Jeudi 06 juin, les députés ont adopté l’amendement au projet de Loi d’Orientation des Mobilité (dite LOM) visant à permettre aux présidents des Conseils départementaux, mais aussi aux maires des communes, de relever la limitation de vitesse de 80 à 90km/h sur les routes départementales.

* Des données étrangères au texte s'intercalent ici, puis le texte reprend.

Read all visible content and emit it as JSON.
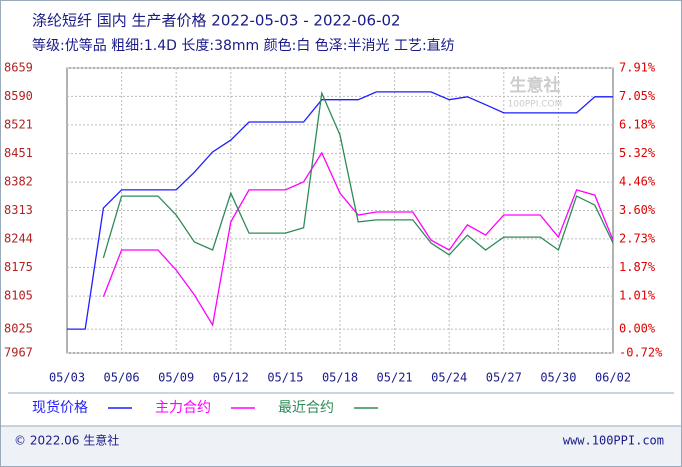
{
  "chart_data": {
    "type": "line",
    "title": "涤纶短纤 国内 生产者价格 2022-05-03 - 2022-06-02",
    "subtitle": "等级:优等品 粗细:1.4D 长度:38mm 颜色:白 色泽:半消光 工艺:直纺",
    "categories": [
      "05/03",
      null,
      null,
      "05/06",
      null,
      null,
      "05/09",
      null,
      null,
      "05/12",
      null,
      null,
      "05/15",
      null,
      null,
      "05/18",
      null,
      null,
      "05/21",
      null,
      null,
      "05/24",
      null,
      null,
      "05/27",
      null,
      null,
      "05/30",
      null,
      null,
      "06/02"
    ],
    "series": [
      {
        "name": "现货价格",
        "color": "#1f1fff",
        "axis": "y",
        "values": [
          8025,
          8025,
          8319,
          8363,
          8363,
          8363,
          8363,
          8406,
          8455,
          8484,
          8528,
          8528,
          8528,
          8528,
          8582,
          8582,
          8582,
          8601,
          8601,
          8601,
          8601,
          8582,
          8589,
          8570,
          8550,
          8550,
          8550,
          8550,
          8550,
          8589,
          8589
        ]
      },
      {
        "name": "主力合约",
        "color": "#ff00ff",
        "axis": "y2",
        "values": [
          null,
          null,
          0.98,
          2.4,
          2.4,
          2.4,
          1.79,
          1.04,
          0.13,
          3.25,
          4.22,
          4.22,
          4.22,
          4.46,
          5.34,
          4.12,
          3.46,
          3.55,
          3.55,
          3.55,
          2.7,
          2.4,
          3.16,
          2.85,
          3.46,
          3.46,
          3.46,
          2.79,
          4.22,
          4.06,
          2.7
        ]
      },
      {
        "name": "最近合约",
        "color": "#2e8b57",
        "axis": "y2",
        "values": [
          null,
          null,
          2.16,
          4.03,
          4.03,
          4.03,
          3.46,
          2.64,
          2.4,
          4.12,
          2.91,
          2.91,
          2.91,
          3.07,
          7.15,
          5.88,
          3.25,
          3.31,
          3.31,
          3.31,
          2.61,
          2.25,
          2.85,
          2.4,
          2.79,
          2.79,
          2.79,
          2.4,
          4.03,
          3.76,
          2.61
        ]
      }
    ],
    "ylim": [
      7967,
      8659
    ],
    "yticks": [
      8659,
      8590,
      8521,
      8451,
      8382,
      8313,
      8244,
      8175,
      8105,
      8025,
      7967
    ],
    "y2lim": [
      -0.72,
      7.91
    ],
    "y2ticks": [
      {
        "value": 7.91,
        "label": "7.91%"
      },
      {
        "value": 7.05,
        "label": "7.05%"
      },
      {
        "value": 6.18,
        "label": "6.18%"
      },
      {
        "value": 5.32,
        "label": "5.32%"
      },
      {
        "value": 4.46,
        "label": "4.46%"
      },
      {
        "value": 3.6,
        "label": "3.60%"
      },
      {
        "value": 2.73,
        "label": "2.73%"
      },
      {
        "value": 1.87,
        "label": "1.87%"
      },
      {
        "value": 1.01,
        "label": "1.01%"
      },
      {
        "value": 0.0,
        "label": "0.00%"
      },
      {
        "value": -0.72,
        "label": "-0.72%"
      }
    ],
    "grid": true,
    "watermark": [
      "生意社",
      "100PPI.COM"
    ],
    "footer_left": "© 2022.06 生意社",
    "footer_right": "www.100PPI.com"
  }
}
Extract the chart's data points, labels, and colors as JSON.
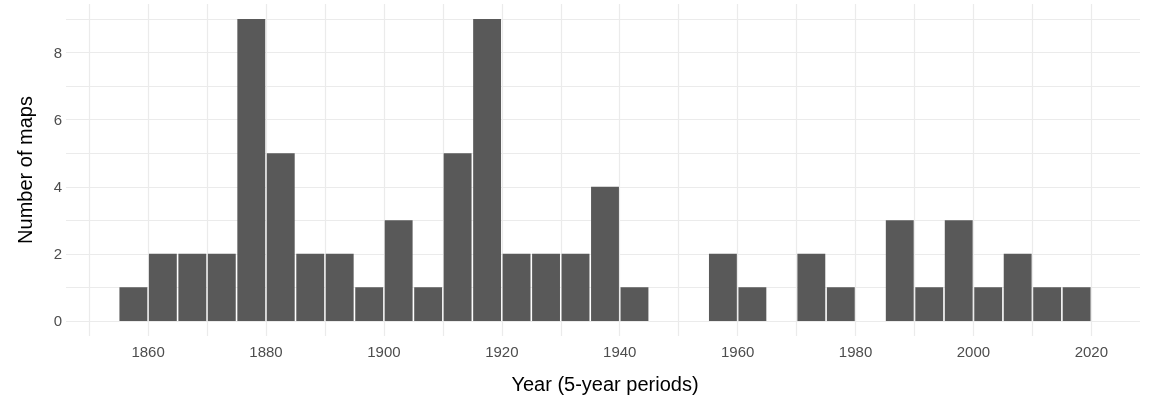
{
  "chart_data": {
    "type": "histogram",
    "xlabel": "Year (5-year periods)",
    "ylabel": "Number of maps",
    "bins": [
      1855,
      1860,
      1865,
      1870,
      1875,
      1880,
      1885,
      1890,
      1895,
      1900,
      1905,
      1910,
      1915,
      1920,
      1925,
      1930,
      1935,
      1940,
      1945,
      1950,
      1955,
      1960,
      1965,
      1970,
      1975,
      1980,
      1985,
      1990,
      1995,
      2000,
      2005,
      2010,
      2015,
      2020
    ],
    "values": [
      1,
      2,
      2,
      2,
      9,
      5,
      2,
      2,
      1,
      3,
      1,
      5,
      9,
      2,
      2,
      2,
      4,
      1,
      0,
      0,
      2,
      1,
      0,
      2,
      1,
      0,
      3,
      1,
      3,
      1,
      2,
      1,
      1
    ],
    "color": "#595959",
    "xlim": [
      1846.75,
      2028.25
    ],
    "xticks": [
      {
        "value": 1850,
        "label": null
      },
      1860,
      {
        "value": 1870,
        "label": null
      },
      1880,
      {
        "value": 1890,
        "label": null
      },
      1900,
      {
        "value": 1910,
        "label": null
      },
      1920,
      {
        "value": 1930,
        "label": null
      },
      1940,
      {
        "value": 1950,
        "label": null
      },
      1960,
      {
        "value": 1970,
        "label": null
      },
      1980,
      {
        "value": 1990,
        "label": null
      },
      2000,
      {
        "value": 2010,
        "label": null
      },
      2020
    ],
    "ylim": [
      -0.45,
      9.45
    ],
    "yticks": [
      0,
      {
        "value": 1,
        "label": null
      },
      2,
      {
        "value": 3,
        "label": null
      },
      4,
      {
        "value": 5,
        "label": null
      },
      6,
      {
        "value": 7,
        "label": null
      },
      8,
      {
        "value": 9,
        "label": null
      }
    ],
    "grid": true
  }
}
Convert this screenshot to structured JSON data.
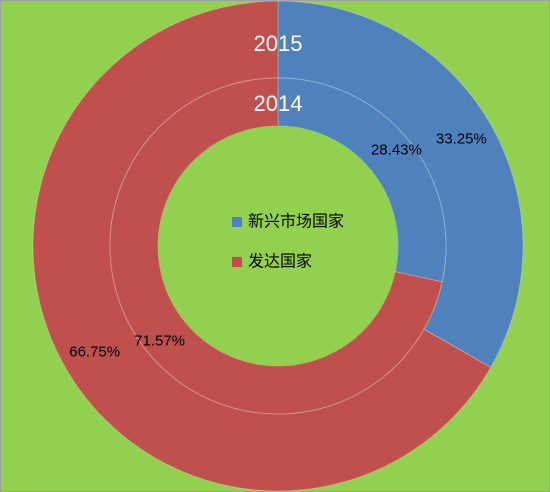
{
  "chart_data": {
    "type": "donut",
    "categories": [
      "新兴市场国家",
      "发达国家"
    ],
    "colors": [
      "#4f81bd",
      "#c0504d"
    ],
    "rings": [
      {
        "name": "2015",
        "values": [
          33.25,
          66.75
        ],
        "value_labels": [
          "33.25%",
          "66.75%"
        ]
      },
      {
        "name": "2014",
        "values": [
          28.43,
          71.57
        ],
        "value_labels": [
          "28.43%",
          "71.57%"
        ]
      }
    ]
  }
}
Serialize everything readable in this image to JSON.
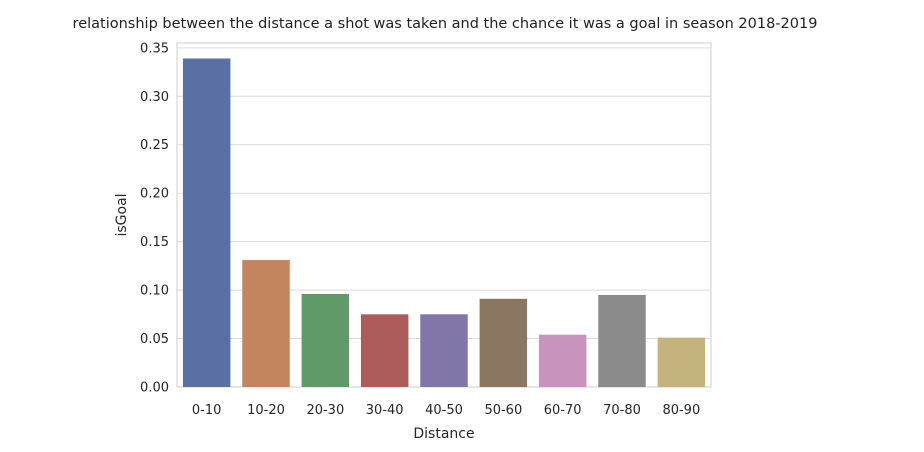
{
  "chart_data": {
    "type": "bar",
    "title": "relationship between the distance a shot was taken and the chance it was a goal in season 2018-2019",
    "xlabel": "Distance",
    "ylabel": "isGoal",
    "categories": [
      "0-10",
      "10-20",
      "20-30",
      "30-40",
      "40-50",
      "50-60",
      "60-70",
      "70-80",
      "80-90"
    ],
    "values": [
      0.339,
      0.131,
      0.096,
      0.075,
      0.075,
      0.091,
      0.054,
      0.095,
      0.051
    ],
    "colors": [
      "#5a6fa3",
      "#c4845e",
      "#619a69",
      "#ad5a5b",
      "#8175a9",
      "#8b7662",
      "#c893bd",
      "#8b8b8b",
      "#c3b47d"
    ],
    "ylim": [
      0,
      0.355
    ],
    "yticks": [
      "0.00",
      "0.05",
      "0.10",
      "0.15",
      "0.20",
      "0.25",
      "0.30",
      "0.35"
    ],
    "grid": true,
    "grid_axis": "y"
  }
}
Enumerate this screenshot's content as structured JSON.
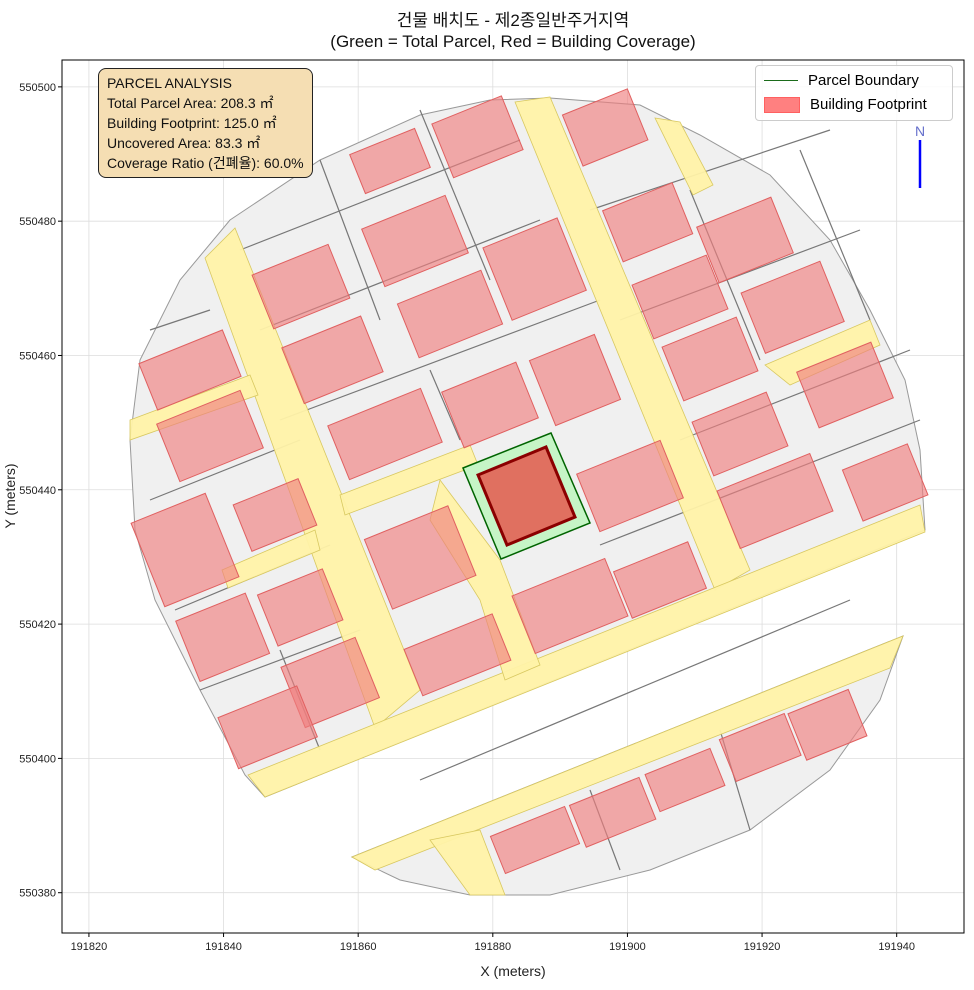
{
  "title": {
    "line1": "건물 배치도 - 제2종일반주거지역",
    "line2": "(Green = Total Parcel, Red = Building Coverage)"
  },
  "axes": {
    "xlabel": "X (meters)",
    "ylabel": "Y (meters)",
    "xlim": [
      191816,
      191950
    ],
    "ylim": [
      550374,
      550504
    ],
    "xticks": [
      "191820",
      "191840",
      "191860",
      "191880",
      "191900",
      "191920",
      "191940"
    ],
    "yticks": [
      "550380",
      "550400",
      "550420",
      "550440",
      "550460",
      "550480",
      "550500"
    ]
  },
  "info_box": {
    "heading": "PARCEL ANALYSIS",
    "total_parcel_area": "Total Parcel Area: 208.3 ㎡",
    "building_footprint": "Building Footprint: 125.0 ㎡",
    "uncovered_area": "Uncovered Area: 83.3 ㎡",
    "coverage_ratio": "Coverage Ratio (건폐율): 60.0%"
  },
  "legend": {
    "items": [
      {
        "label": "Parcel Boundary"
      },
      {
        "label": "Building Footprint"
      }
    ]
  },
  "north_arrow": {
    "label": "N",
    "color": "#0000ff"
  },
  "colors": {
    "parcel_fill": "#c6f5c6",
    "parcel_edge": "#006400",
    "building_fill": "#f08080",
    "building_edge": "#8b0000",
    "road": "#fff2a8",
    "block": "#f0f0f0"
  }
}
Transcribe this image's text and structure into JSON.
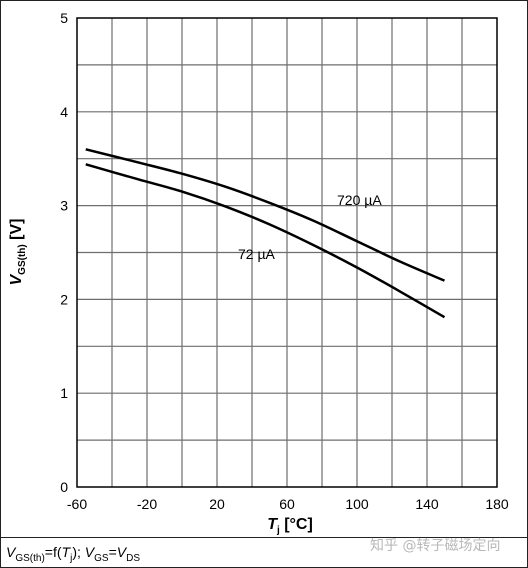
{
  "chart_data": {
    "type": "line",
    "title": "",
    "xlabel": "Tj [°C]",
    "xlabel_main": "T",
    "xlabel_sub": "j",
    "xlabel_unit": " [°C]",
    "ylabel": "VGS(th) [V]",
    "ylabel_main": "V",
    "ylabel_sub": "GS(th)",
    "ylabel_unit": " [V]",
    "xlim": [
      -60,
      180
    ],
    "ylim": [
      0,
      5
    ],
    "xticks": [
      "-60",
      "-20",
      "20",
      "60",
      "100",
      "140",
      "180"
    ],
    "yticks": [
      "0",
      "1",
      "2",
      "3",
      "4",
      "5"
    ],
    "grid": true,
    "series": [
      {
        "name": "720 µA",
        "x": [
          -55,
          -25,
          0,
          25,
          50,
          75,
          100,
          125,
          150
        ],
        "y": [
          3.6,
          3.46,
          3.34,
          3.2,
          3.03,
          2.84,
          2.62,
          2.4,
          2.2
        ]
      },
      {
        "name": "72 µA",
        "x": [
          -55,
          -25,
          0,
          25,
          50,
          75,
          100,
          125,
          150
        ],
        "y": [
          3.44,
          3.28,
          3.15,
          2.99,
          2.8,
          2.58,
          2.34,
          2.08,
          1.81
        ]
      }
    ]
  },
  "caption": {
    "v1": "V",
    "v1_sub": "GS(th)",
    "eq1": "=f(",
    "t": "T",
    "t_sub": "j",
    "eq1_end": "); ",
    "v2": "V",
    "v2_sub": "GS",
    "eq2": "=",
    "v3": "V",
    "v3_sub": "DS"
  },
  "watermark": "知乎 @转子磁场定向"
}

Si l’association « 40 millions d’automobilistes » considère qu’il s’agit d’une première victoire pour les usagers de la route, elle regrette cependant que les routes nationales aient été exclues du dispositif et qu’une nouvelle usine à gaz soit mise en place, alors que l’ancienne réglementation était admise et respectée par le plus grand nombre

Une mobilisation qui a porté ses fruits

La mobilisation des automobilistes et le travail de chaque instant mené par l’association ont enfin porté leurs fruits. L’association s’est battue pour rétablir la vérité sur cette théorie pseudo-universelle qui voudrait que toute réduction de la limitation de vitesse permette une baisse de la mortalité routière. Les chiffres ont prouvé que ce n’était pas le cas.

Pour « 40 millions d’automobilistes », cet aménagement de la mesure est l’aveu, non seulement que les 80km/h ne fonctionnent pas, mais aussi qu’il n’est plus possible de faire de la sécurité routière sans la compréhension et l’assentiment des usagers. Les élus parlementaires ouvrent ainsi la porte à un aménagement de la mesure vers un retour partiel aux 90km/h sur certaines routes secondaires, un premier pas.

Mais l’association estime également qu’il faut aller plus loin, car cela aura pour effet de rendre encore moins lisibles les limitations de vitesse pour les usagers, qui oscilleront désormais entre 70, 80 et 90km/h en fonction de portions de routes et des départements. C’est pourquoi « 40 millions d’automobilistes » estime que la seule solution possible est un retour pur et simple à l’ancienne réglementation : 90km/h par défaut, et des abaissements ponctuels à 70 km/h sur décision des Conseils départementaux et des maires dans les zones jugées dangereuses.

Les présidents des Conseils départementaux se sont d’ores et déjà largement exprimés sur le sujet. 64 d’entre eux ont fait part de leur volonté de relever la limitation de vitesse à 90km/h sur certaines portions de routes.